Photo: Pineapple L/Unsplash

Right now, you shouldn’t be using the Mail app on your iPhone or iPad. Thanks to a serious exploit, a hacker can take control of your iOS Mail app just by sending you a malicious email.

You don’t need to open that mail for it to do its bad business. In fact, you don’t even have to have the Mail app open for the attack to work. Yesterday, we covered the news of this attack, and you can read all about the consequences. Today we’ll show you how to protect yourself by changing just one setting.

To sum up, the vulnerability, reported earlier this week by security blog ZecOps, allows an attacker to deliver and run malicious code on your iOS device, just by sending an email that uses too much memory. The exploit works on both iOS 12 and iOS 13, although it’s slightly less dangerous on iOS 12. The flaw enabling this attack may have been around since iOS 6.

You can read the full details in this ZecOps blog post.

Apple has already issued a fix in the latest iOS 13.4.5 beta, but if you’re stuck on an older device running iOS 12, or you don’t run betas on your iPhone and iPad, then what can you do? The answer is that you must disable your Mail accounts.
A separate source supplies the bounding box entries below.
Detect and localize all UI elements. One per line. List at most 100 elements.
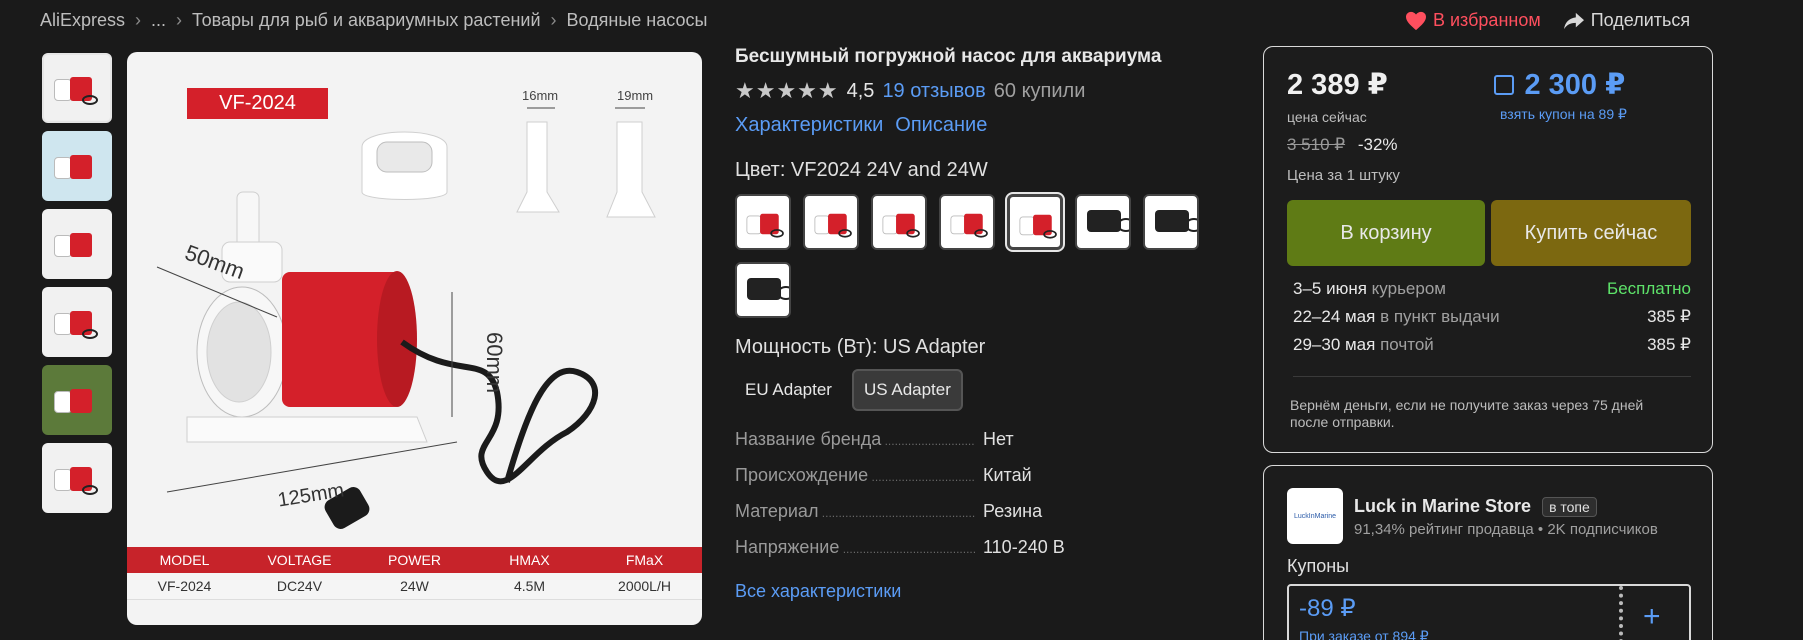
- coupon-condition: При заказе от 894 ₽: [1299, 628, 1429, 640]
- pump-image: [54, 151, 100, 183]
- breadcrumb-ellipsis[interactable]: ...: [151, 10, 166, 31]
- thumbnail-3[interactable]: [42, 209, 112, 279]
- current-price: 2 389 ₽: [1287, 69, 1388, 101]
- divider: [1293, 376, 1691, 377]
- top-actions: В избранном Поделиться: [1405, 10, 1690, 31]
- delivery-price: Бесплатно: [1607, 279, 1691, 298]
- rating-row: ★★★★★ 4,5 19 отзывов 60 купили: [735, 78, 1235, 104]
- color-variant-7[interactable]: [1143, 194, 1199, 250]
- coupon-price-box[interactable]: 2 300 ₽ взять купон на 89 ₽: [1494, 67, 1627, 123]
- breadcrumb-subcategory[interactable]: Водяные насосы: [567, 10, 708, 31]
- thumbnail-list: [42, 53, 112, 513]
- store-meta: 91,34% рейтинг продавца • 2K подписчиков: [1354, 521, 1658, 538]
- old-price: 3 510 ₽: [1287, 135, 1346, 154]
- delivery-method: почтой: [1380, 335, 1434, 354]
- delivery-date: 22–24 мая: [1293, 307, 1376, 326]
- share-icon: [1563, 12, 1584, 29]
- favorite-button[interactable]: В избранном: [1405, 10, 1541, 31]
- store-name-row: Luck in Marine Store в топе: [1354, 496, 1597, 517]
- delivery-price: 385 ₽: [1647, 307, 1691, 326]
- breadcrumb-category[interactable]: Товары для рыб и аквариумных растений: [192, 10, 541, 31]
- coupon-checkbox[interactable]: [1494, 74, 1514, 95]
- property-key: Название бренда: [735, 429, 975, 450]
- reviews-link[interactable]: 19 отзывов: [882, 80, 985, 103]
- color-variant-5[interactable]: [1005, 192, 1065, 252]
- star-rating-icon: ★★★★★: [735, 78, 839, 103]
- delivery-date: 29–30 мая: [1293, 335, 1376, 354]
- color-variant-6[interactable]: [1075, 194, 1131, 250]
- buy-now-button[interactable]: Купить сейчас: [1491, 200, 1691, 266]
- spec-header-cell: POWER: [388, 552, 441, 568]
- pump-illustration: 16mm 19mm 50mm 60mm 125mm: [156, 88, 656, 529]
- chevron-right-icon: ›: [550, 10, 557, 30]
- thumbnail-5[interactable]: [42, 365, 112, 435]
- thumbnail-6[interactable]: [42, 443, 112, 513]
- property-row: Напряжение 110-240 В: [735, 537, 1235, 573]
- color-variant-4[interactable]: [939, 194, 995, 250]
- color-variant-3[interactable]: [871, 194, 927, 250]
- adapter-image: [1087, 210, 1129, 232]
- tab-description[interactable]: Описание: [895, 114, 987, 137]
- property-row: Название бренда Нет: [735, 429, 1235, 465]
- property-value: Резина: [983, 501, 1043, 521]
- properties-list: Название бренда Нет Происхождение Китай …: [735, 429, 1235, 573]
- product-title: Бесшумный погружной насос для аквариума: [735, 46, 1162, 67]
- property-value: Китай: [983, 465, 1032, 485]
- pump-image: [882, 210, 921, 238]
- delivery-method: курьером: [1371, 279, 1446, 298]
- color-variant-1[interactable]: [735, 194, 791, 250]
- spec-cell: 4.5M: [513, 578, 546, 594]
- delivery-method: в пункт выдачи: [1380, 307, 1500, 326]
- all-specs-link[interactable]: Все характеристики: [735, 581, 1235, 602]
- per-unit-label: Цена за 1 штуку: [1287, 167, 1400, 184]
- property-row: Происхождение Китай: [735, 465, 1235, 501]
- store-logo-text: LuckInMarine: [1293, 512, 1337, 520]
- power-option-eu[interactable]: EU Adapter: [735, 369, 842, 411]
- store-coupon[interactable]: -89 ₽ При заказе от 894 ₽ +: [1287, 584, 1691, 640]
- breadcrumb-aliexpress[interactable]: AliExpress: [40, 10, 125, 31]
- delivery-options: 3–5 июня курьером Бесплатно 22–24 мая в …: [1293, 279, 1691, 363]
- thumbnail-4[interactable]: [42, 287, 112, 357]
- pump-image: [54, 307, 100, 339]
- color-variant-8[interactable]: [735, 262, 791, 318]
- tab-specs[interactable]: Характеристики: [735, 114, 883, 137]
- refund-note: Вернём деньги, если не получите заказ че…: [1290, 397, 1644, 430]
- property-row: Материал Резина: [735, 501, 1235, 537]
- adapter-image: [1155, 210, 1197, 232]
- discount-badge: -32%: [1357, 135, 1398, 154]
- pump-image: [746, 210, 785, 238]
- dim-label-1: 16mm: [522, 88, 558, 103]
- coupon-perforation: [1619, 586, 1623, 640]
- add-to-cart-button[interactable]: В корзину: [1287, 200, 1485, 266]
- adapter-image: [747, 278, 789, 300]
- store-name[interactable]: Luck in Marine Store: [1354, 496, 1531, 516]
- heart-icon: [1406, 11, 1426, 30]
- bought-count: 60 купили: [993, 79, 1086, 102]
- plus-icon[interactable]: +: [1643, 600, 1661, 634]
- spec-header-cell: VOLTAGE: [267, 552, 332, 568]
- main-product-image[interactable]: VF-2024 16mm 19mm 50mm 60mm 125mm MODEL …: [127, 52, 702, 625]
- product-info: Бесшумный погружной насос для аквариума …: [735, 46, 1235, 602]
- color-label: Цвет: VF2024 24V and 24W: [735, 159, 988, 181]
- spec-table: MODEL VOLTAGE POWER HMAX FMaX VF-2024 DC…: [127, 547, 702, 600]
- delivery-row: 29–30 мая почтой 385 ₽: [1293, 335, 1691, 363]
- spec-header-cell: MODEL: [159, 552, 210, 568]
- old-price-row: 3 510 ₽ -32%: [1287, 135, 1398, 155]
- store-logo[interactable]: LuckInMarine: [1287, 488, 1343, 544]
- dim-label-2: 19mm: [617, 88, 653, 103]
- property-key: Происхождение: [735, 465, 975, 486]
- thumbnail-1[interactable]: [42, 53, 112, 123]
- power-options: EU Adapter US Adapter: [735, 369, 1235, 411]
- share-button[interactable]: Поделиться: [1563, 10, 1690, 31]
- power-option-us[interactable]: US Adapter: [851, 369, 963, 411]
- thumbnail-2[interactable]: [42, 131, 112, 201]
- color-variant-2[interactable]: [803, 194, 859, 250]
- product-page: AliExpress › ... › Товары для рыб и аква…: [0, 0, 1803, 640]
- coupon-label[interactable]: взять купон на 89 ₽: [1500, 106, 1627, 123]
- spec-table-header: MODEL VOLTAGE POWER HMAX FMaX: [127, 547, 702, 573]
- purchase-card: 2 389 ₽ цена сейчас 2 300 ₽ взять купон …: [1263, 46, 1713, 453]
- dim-label-4: 60mm: [482, 332, 507, 393]
- property-value: Нет: [983, 429, 1014, 449]
- spec-cell: 2000L/H: [618, 578, 671, 594]
- power-label: Мощность (Вт): US Adapter: [735, 336, 986, 358]
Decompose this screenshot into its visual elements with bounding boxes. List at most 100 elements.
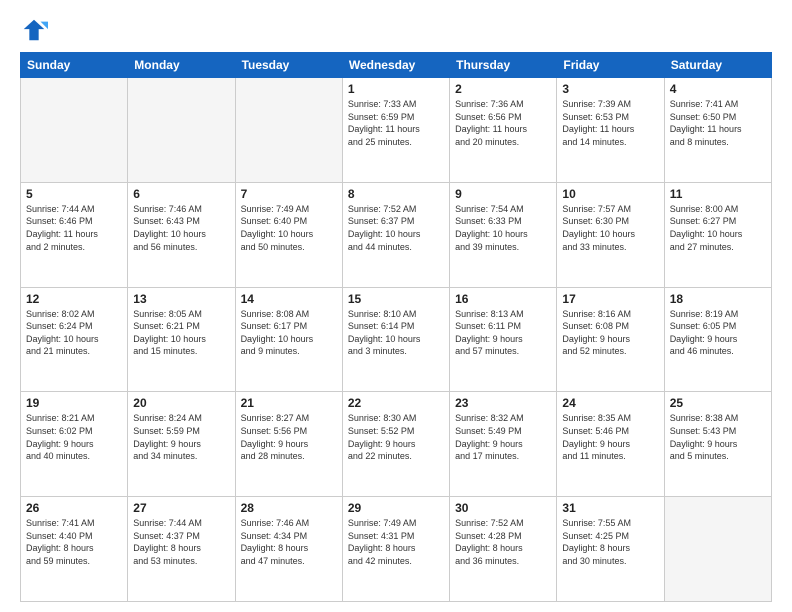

How to disable your Mail accounts on iOS

To be clear, this exploit affects only the Mail app on iOS. If you use a third-party mail app, like Outlook, or Spark, then you’re safe. The problem is, even if you use Spark etc., you are probably still using the built-in Mail app.

You know how you can share a web page by tapping the share arrow in Safari, and then tapping the Mail icon to send an email? That uses the built-in Mail app. Maybe that’s safe, but maybe it also triggers a manual collection of your mail, in which case you’re vulnerable.

So, while it’s possible to switch off auto-downloading of new email, and to not open the Mail app, the only safe way is to disable your mail accounts altogether, so they can’t be used.

To do this, open up Settings > Passwords & Accounts. You’ll see a screen with all your internet accounts — mail, calendars, and so on. Find any that have “mail” in their description, and tap. You’ll see this screen, or something similar:

Switch off non-iCloud mail accounts here.
Switch off non-iCloud mail accounts here.
Photo: Cult of Mac

Just toggle off the switch next to Mail, and you’re done. Any email already in the Mail app should still be available. IT’s just that now the iPhone is disconnected from your email account.

You should also disable your iCloud Mail account, if you are using it. This is done in the same place, only you’ll see this screen:

And switch off your iCloud mail here.
And switch off your iCloud mail here.
Photo: Cult of Mac

When can you switch your Mail back on?

This is a real pain, but it shouldn’t last long, at least for iOS 13 users. Whenever the next release of iOS 13 comes out, you’ll be protected. Or you can just install the current iOS 13.4.5 beta, as mentioned. In the meantime, you can safely access your email via the web, or by using another app.

Hopefully Apple will also issue a security update for iOS 12, otherwise users of older devices — like the iPhone 6 — are screwed.